The neighbors leading the service were Jewish. They had printed up the Kaddish, in both Hebrew script and a Latin-script transliteration. “We’re all going to say the Kaddish in Hebrew,” they announced.
I’m not Jewish, but as it happens I know the Kaddish. Well . . . Definition of “know,” there: I once memorized it in honor of a friend. This was back in pre-Internet days: I actually memorized it from a neat little chaplain’s handbook that I had picked up in a bookstore in Cape Cod back in the 1970s.
Along with memorizing the Kaddish, I read up on it, and learned the interesting fact that it is said not in Hebrew but in Aramaic. Perhaps by way of having had to swallow my dissent, I cornered the neighbor and pointed this out to him.
“No, no,” he insisted, “it’s Hebrew. Look, see! — Hebrew script!”
I was going to observe that many, many different languages are written with Latin script, so it wouldn’t be amazing to find languages other than Hebrew written with Hebrew script. I realized, however, that I had crossed some line. I backed away silently.
Afterwards I checked on the Internet. Yep, it’s Aramaic.
All right, it was kind of snotty. I can be kind of snotty. I like to get things right, though, and I hate to see other people wandering in error. (A little sneaky etymology there . . . )
The joy of coding. I took my first job as a computer programmer in 1969. That was of course about 40 years too soon. In the September 11 issue of New York magazine, Chris Beam has a fascinating piece on the bright young programmers — “coders,” they say nowadays — of Silicon Valley, “the last bastion of full employment” in a cratering U.S. jobs market.

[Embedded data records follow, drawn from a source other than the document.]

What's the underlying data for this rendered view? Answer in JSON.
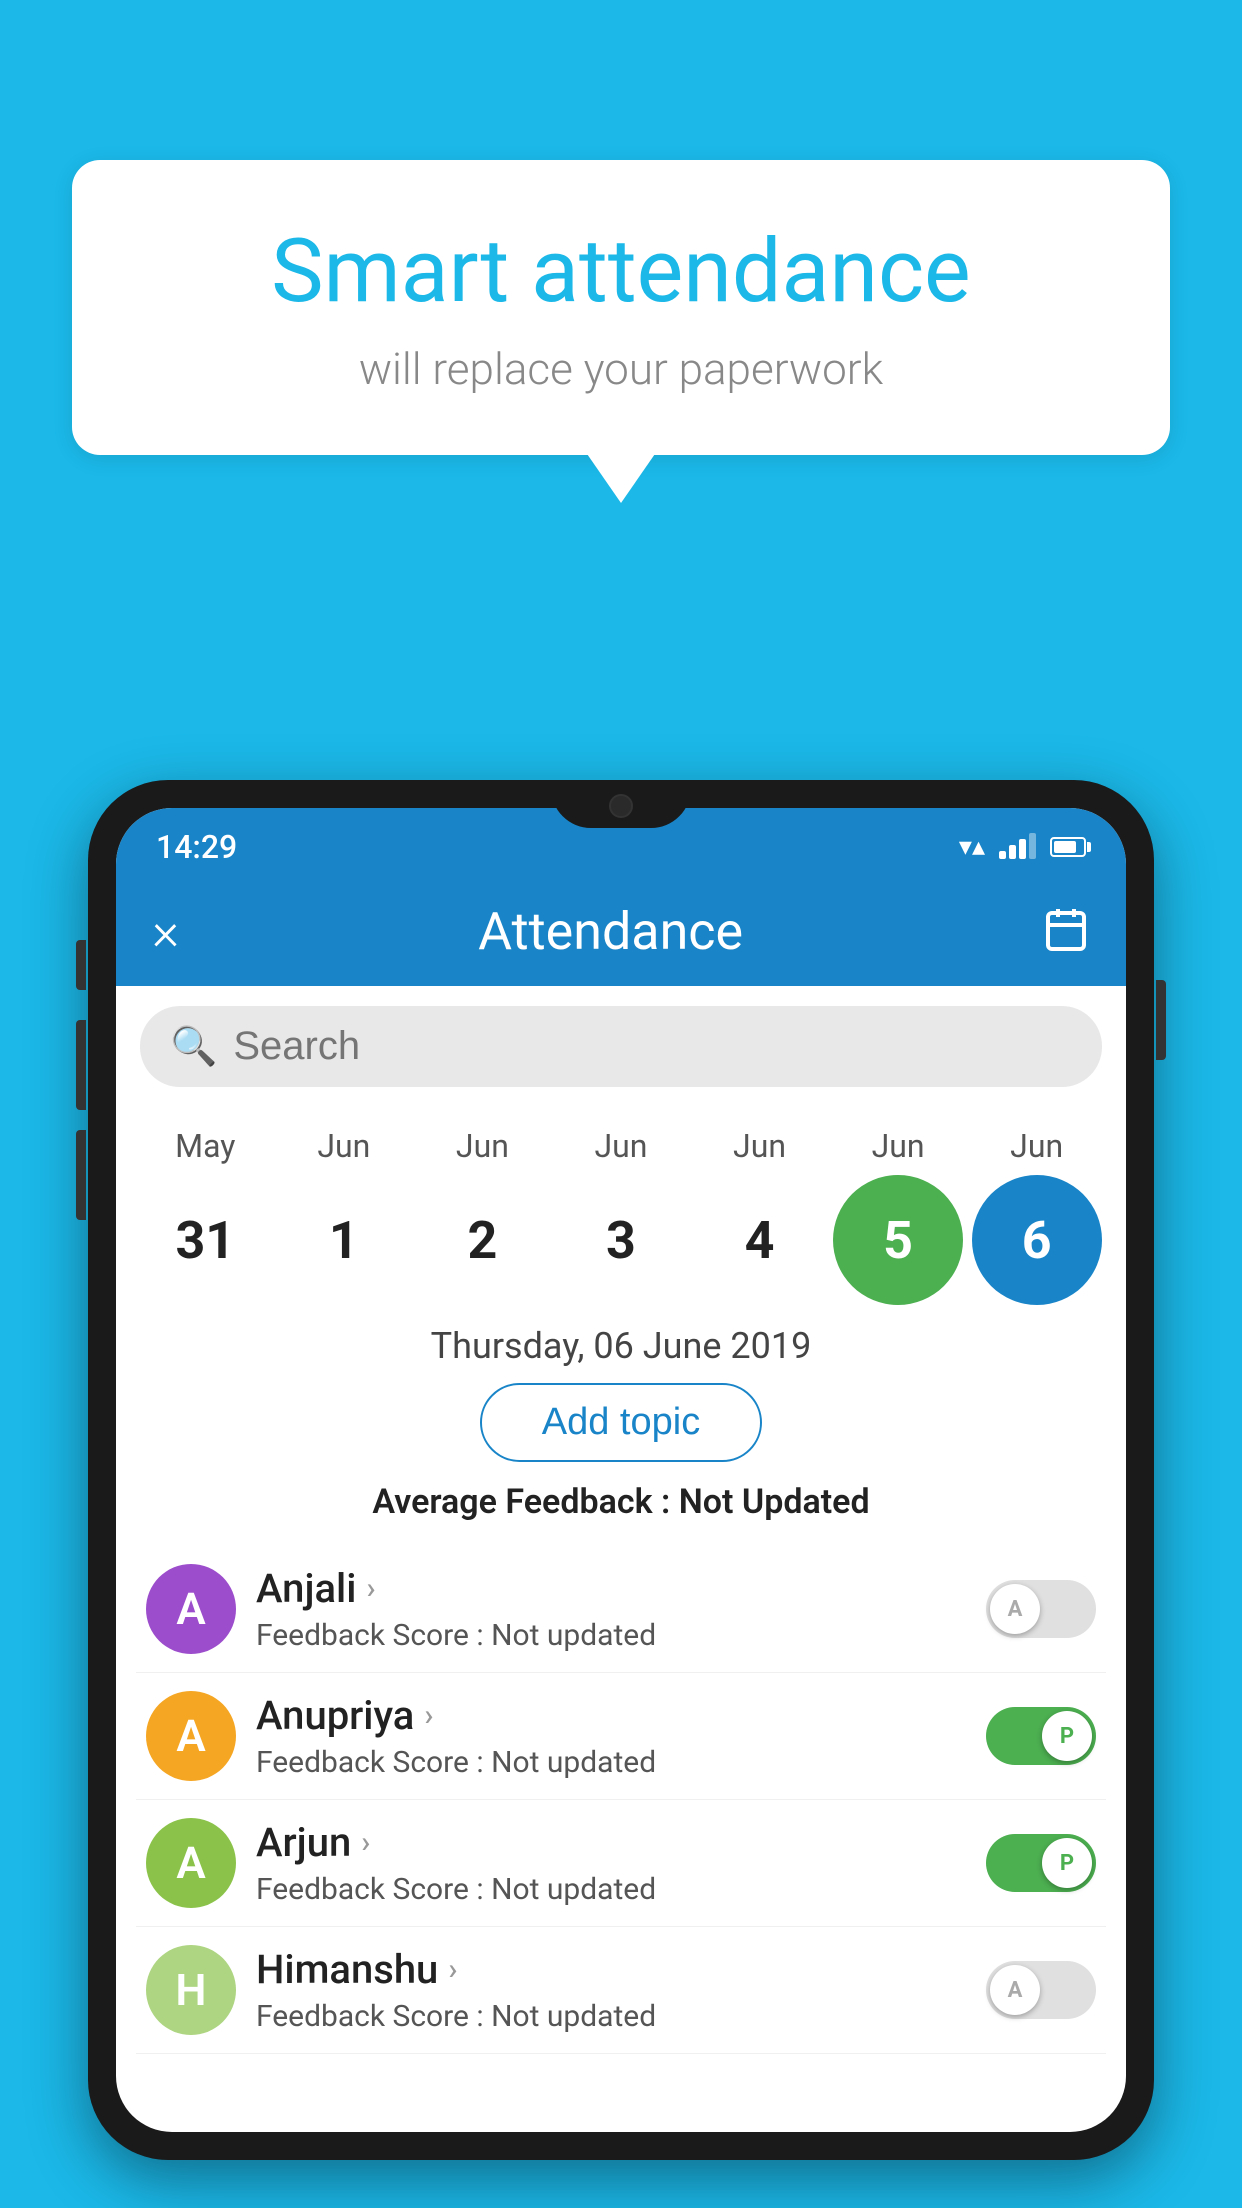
{
  "background_color": "#1bb8e8",
  "speech_bubble": {
    "title": "Smart attendance",
    "subtitle": "will replace your paperwork"
  },
  "status_bar": {
    "time": "14:29"
  },
  "app_header": {
    "title": "Attendance",
    "close_label": "×"
  },
  "search": {
    "placeholder": "Search"
  },
  "calendar": {
    "months": [
      "May",
      "Jun",
      "Jun",
      "Jun",
      "Jun",
      "Jun",
      "Jun"
    ],
    "days": [
      "31",
      "1",
      "2",
      "3",
      "4",
      "5",
      "6"
    ],
    "day_states": [
      "normal",
      "normal",
      "normal",
      "normal",
      "normal",
      "today",
      "selected"
    ]
  },
  "selected_date": "Thursday, 06 June 2019",
  "add_topic_label": "Add topic",
  "avg_feedback_label": "Average Feedback : ",
  "avg_feedback_value": "Not Updated",
  "students": [
    {
      "name": "Anjali",
      "avatar_letter": "A",
      "avatar_color": "#9c4dcc",
      "feedback_label": "Feedback Score : ",
      "feedback_value": "Not updated",
      "attendance": "absent"
    },
    {
      "name": "Anupriya",
      "avatar_letter": "A",
      "avatar_color": "#f5a623",
      "feedback_label": "Feedback Score : ",
      "feedback_value": "Not updated",
      "attendance": "present"
    },
    {
      "name": "Arjun",
      "avatar_letter": "A",
      "avatar_color": "#8bc34a",
      "feedback_label": "Feedback Score : ",
      "feedback_value": "Not updated",
      "attendance": "present"
    },
    {
      "name": "Himanshu",
      "avatar_letter": "H",
      "avatar_color": "#aed581",
      "feedback_label": "Feedback Score : ",
      "feedback_value": "Not updated",
      "attendance": "absent"
    }
  ]
}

The piece included the following touching little anecdote about Facebook founder Mark Zuckerberg:
Zuckerberg doesn’t code much for Facebook anymore, the same way that Steve Jobs never hand-coded software for the iPhone. But, as the Groups team was adding the finishing touches to its product, Zuckerberg said he wanted to write a few lines. “Everybody was like, Ohhhh, Zuck’s gonna write code,” says Feross. Someone set up an easy bug for him to fix — adding a link to a picture, or something — and he went to work. Five minutes passed. Twenty minutes. An hour. “It took him like two hours to do something that would take one of us who’s an engineer like five minutes,” says Feross. It was like a retired slugger coming back for one last at-bat, for old time’s sake, and finding he’d lost more of his game than he’d reckoned. Still, he got props from Feross & Co. for getting his hands dirty.
Remember please that gnarled, stooped, toothless, snowy-haired Mark Zuckerberg is all of 27 years old. Imagine how I feel.
I’m still up for a little coding, though. I recently bought myself a new laptop, and found myself looking at Windows 7, my first-ever advance beyond XP. No prob: Everything’s upward-compatible, isn’t it?
Alas, no. My little suite of Visual Basic 6 programs that I use to do general massages, stats, and maintenance on my website no longer work. I’ve had to upgrade to VB 2010 and learn the .NET framework. Worth the trouble, and actually pretty neat — my .NET source code is half its VB6 size — but I don’t think I’ll be checking out the Silicon Valley job ads.
Instead, to push away the regrets, and as an antidote to Chris Beam’s piece, I think I’ll just re-read Half Sigma’s classic 2007 article on “Why a career in computer programming sucks.”